A friend of mine was asked to find a non-piece wise function on four variables $i,a,b,c$ such that $f(i,a,b,c)$ is the $i$'th largest number among $\{a,b,c\}$. Using max and min or defining the function by pieces is prohibited.
The solution I found uses Lagrange Polynomials but to explain it I first had to find how to find the max, middle and min elements.
To find max I just use $$\frac{c+(\frac{a+b}{2}+\frac{|a-b|}{2})}{2}+\frac{|c-(\frac{a+b}{2}+\frac{|a-b|}{2})|}{2}$$
This is because the max of $a,b,c$ is $max(max(a,b),c)$
To find min I just use the same approach: $$\frac{c+(\frac{a+b}{2}-\frac{|a-b|}{2})}{2}-\frac{|c-(\frac{a+b}{2}-\frac{|a-b|}{2})|}{2}$$
To find the middle element I substract the maximum and minimum from $a+b+c$.
So it is $$a+b+c-(\frac{c+(\frac{a+b}{2}+\frac{|a-b|}{2})}{2}+\frac{|c-(\frac{a+b}{2}+\frac{|a-b|}{2})|}{2})-(\frac{c+(\frac{a+b}{2}-\frac{|a-b|}{2})}{2}-\frac{|c-(\frac{a+b}{2}-\frac{|a-b|}{2})|}{2})$$.
After having this I just build the lagrange polynomial so that
$$f(i,a,b,c)=\color\red{\frac{(2-i)(3-i)}{2}[\frac{c+(\frac{a+b}{2}+\frac{|a-b|}{2})}{2}+\frac{|c-(\frac{a+b}{2}+\frac{|a-b|}{2})|}{2}}]+\color{blue}{\frac{(1-i)(3-i)}{-1}[a+b+c-(\frac{c+(\frac{a+b}{2}+\frac{|a-b|}{2})}{2}+\frac{|c-(\frac{a+b}{2}+\frac{|a-b|}{2})|}{2})-(\frac{c+(\frac{a+b}{2}-\frac{|a-b|}{2})}{2}-\frac{|c-(\frac{a+b}{2}-\frac{|a-b|}{2})|}{2})}]+\color\green{\frac{(1-i)(2-i)}{2}[\frac{c+(\frac{a+b}{2}-\frac{|a-b|}{2})}{2}-\frac{|c-(\frac{a+b}{2}-\frac{|a-b|}{2})|}{2}}]$$
I would like this space to provide alternative constructions (If they could be simpler it would be better.
Thank you, regards.
That's about the way I would do it, although I would split it up into a number of subsidiary functions (the "b" prefix stands for "bear"):
$bmin2(a, b) =\frac12(a+b-|a-b|) $, $bmax2(a, b) =\frac12(a+b+|a-b|) $, $bmin3(a, b, c) =bmin2(bmin2(a, b), c) $, $bmax3(a, b, c) =bmax2(bmax2(a, b), c) $, $bmid(a, b, c) =a+b+c-bmax3(a, b, c)-bmin3(a, b, c) $.

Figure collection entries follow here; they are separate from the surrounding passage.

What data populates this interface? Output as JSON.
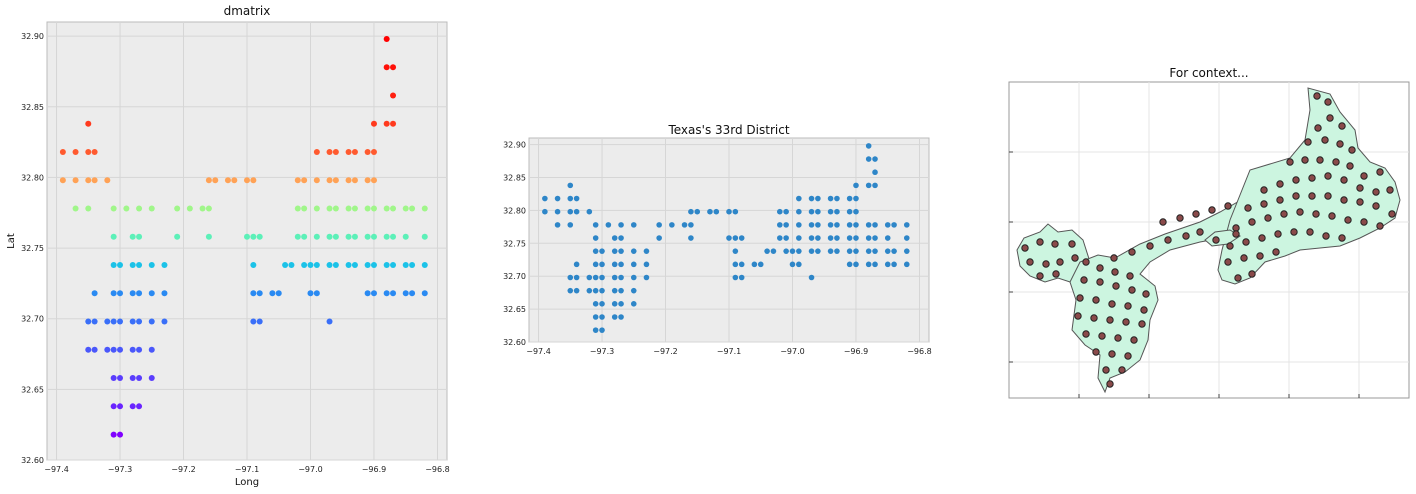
{
  "chart_data": [
    {
      "type": "scatter",
      "title": "dmatrix",
      "xlabel": "Long",
      "ylabel": "Lat",
      "xlim": [
        -97.415,
        -96.785
      ],
      "ylim": [
        32.6,
        32.91
      ],
      "xticks": [
        -97.4,
        -97.3,
        -97.2,
        -97.1,
        -97.0,
        -96.9,
        -96.8
      ],
      "xtick_labels": [
        "−97.4",
        "−97.3",
        "−97.2",
        "−97.1",
        "−97.0",
        "−96.9",
        "−96.8"
      ],
      "yticks": [
        32.6,
        32.65,
        32.7,
        32.75,
        32.8,
        32.85,
        32.9
      ],
      "ytick_labels": [
        "32.60",
        "32.65",
        "32.70",
        "32.75",
        "32.80",
        "32.85",
        "32.90"
      ],
      "grid": true,
      "color_by_row": [
        {
          "lat": 32.618,
          "color": "#8000ff",
          "lons": [
            -97.31,
            -97.3
          ]
        },
        {
          "lat": 32.638,
          "color": "#6a24ff",
          "lons": [
            -97.31,
            -97.3,
            -97.28,
            -97.27
          ]
        },
        {
          "lat": 32.658,
          "color": "#5a3dfd",
          "lons": [
            -97.31,
            -97.3,
            -97.28,
            -97.27,
            -97.25
          ]
        },
        {
          "lat": 32.678,
          "color": "#4a57fb",
          "lons": [
            -97.35,
            -97.34,
            -97.32,
            -97.31,
            -97.3,
            -97.28,
            -97.27,
            -97.25
          ]
        },
        {
          "lat": 32.698,
          "color": "#3a6ff8",
          "lons": [
            -97.35,
            -97.34,
            -97.32,
            -97.31,
            -97.3,
            -97.28,
            -97.27,
            -97.25,
            -97.23,
            -97.09,
            -97.08,
            -96.97
          ]
        },
        {
          "lat": 32.718,
          "color": "#2a8af2",
          "lons": [
            -97.34,
            -97.31,
            -97.3,
            -97.28,
            -97.27,
            -97.25,
            -97.23,
            -97.09,
            -97.08,
            -97.06,
            -97.05,
            -97.0,
            -96.99,
            -96.91,
            -96.9,
            -96.88,
            -96.87,
            -96.85,
            -96.84,
            -96.82
          ]
        },
        {
          "lat": 32.738,
          "color": "#1bc2e8",
          "lons": [
            -97.31,
            -97.3,
            -97.28,
            -97.27,
            -97.25,
            -97.23,
            -97.09,
            -97.04,
            -97.03,
            -97.01,
            -97.0,
            -96.99,
            -96.97,
            -96.96,
            -96.94,
            -96.93,
            -96.91,
            -96.9,
            -96.88,
            -96.87,
            -96.85,
            -96.84,
            -96.82
          ]
        },
        {
          "lat": 32.758,
          "color": "#5cf0b8",
          "lons": [
            -97.31,
            -97.28,
            -97.27,
            -97.21,
            -97.16,
            -97.1,
            -97.09,
            -97.08,
            -97.02,
            -97.01,
            -96.99,
            -96.97,
            -96.96,
            -96.94,
            -96.93,
            -96.91,
            -96.9,
            -96.88,
            -96.87,
            -96.85,
            -96.82
          ]
        },
        {
          "lat": 32.778,
          "color": "#a0f68a",
          "lons": [
            -97.37,
            -97.35,
            -97.31,
            -97.29,
            -97.27,
            -97.25,
            -97.21,
            -97.19,
            -97.17,
            -97.16,
            -97.02,
            -97.01,
            -96.99,
            -96.97,
            -96.96,
            -96.94,
            -96.93,
            -96.91,
            -96.9,
            -96.88,
            -96.87,
            -96.85,
            -96.84,
            -96.82
          ]
        },
        {
          "lat": 32.798,
          "color": "#ffa256",
          "lons": [
            -97.39,
            -97.37,
            -97.35,
            -97.34,
            -97.32,
            -97.16,
            -97.15,
            -97.13,
            -97.12,
            -97.1,
            -97.09,
            -97.02,
            -97.01,
            -96.99,
            -96.97,
            -96.96,
            -96.94,
            -96.93,
            -96.91,
            -96.9
          ]
        },
        {
          "lat": 32.818,
          "color": "#ff5a2f",
          "lons": [
            -97.39,
            -97.37,
            -97.35,
            -97.34,
            -96.99,
            -96.97,
            -96.96,
            -96.94,
            -96.93,
            -96.91,
            -96.9
          ]
        },
        {
          "lat": 32.838,
          "color": "#ff3a1e",
          "lons": [
            -97.35,
            -96.9,
            -96.88,
            -96.87
          ]
        },
        {
          "lat": 32.858,
          "color": "#ff2010",
          "lons": [
            -96.87
          ]
        },
        {
          "lat": 32.878,
          "color": "#ff1008",
          "lons": [
            -96.88,
            -96.87
          ]
        },
        {
          "lat": 32.898,
          "color": "#ff0000",
          "lons": [
            -96.88
          ]
        }
      ]
    },
    {
      "type": "scatter",
      "title": "Texas's 33rd District",
      "xlabel": "",
      "ylabel": "",
      "xlim": [
        -97.415,
        -96.785
      ],
      "ylim": [
        32.6,
        32.91
      ],
      "xticks": [
        -97.4,
        -97.3,
        -97.2,
        -97.1,
        -97.0,
        -96.9,
        -96.8
      ],
      "xtick_labels": [
        "−97.4",
        "−97.3",
        "−97.2",
        "−97.1",
        "−97.0",
        "−96.9",
        "−96.8"
      ],
      "yticks": [
        32.6,
        32.65,
        32.7,
        32.75,
        32.8,
        32.85,
        32.9
      ],
      "ytick_labels": [
        "32.60",
        "32.65",
        "32.70",
        "32.75",
        "32.80",
        "32.85",
        "32.90"
      ],
      "grid": true,
      "point_color": "#2e86c8"
    },
    {
      "type": "map",
      "title": "For context...",
      "fill_color": "#ccf5e0",
      "marker_color": "#8a4a4a",
      "grid": true
    }
  ]
}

Then I would write your interpolating polynomial in terms of the min, max, and mid functions.
To do this for four variables seems harder. We can get the min and max as above (with another level of calls), and we can get the sum of the middle two, but how to separate that sum into the individual values so we can we can decide which is smaller is not immediately clear to me.
I think I'll propose it as a problem.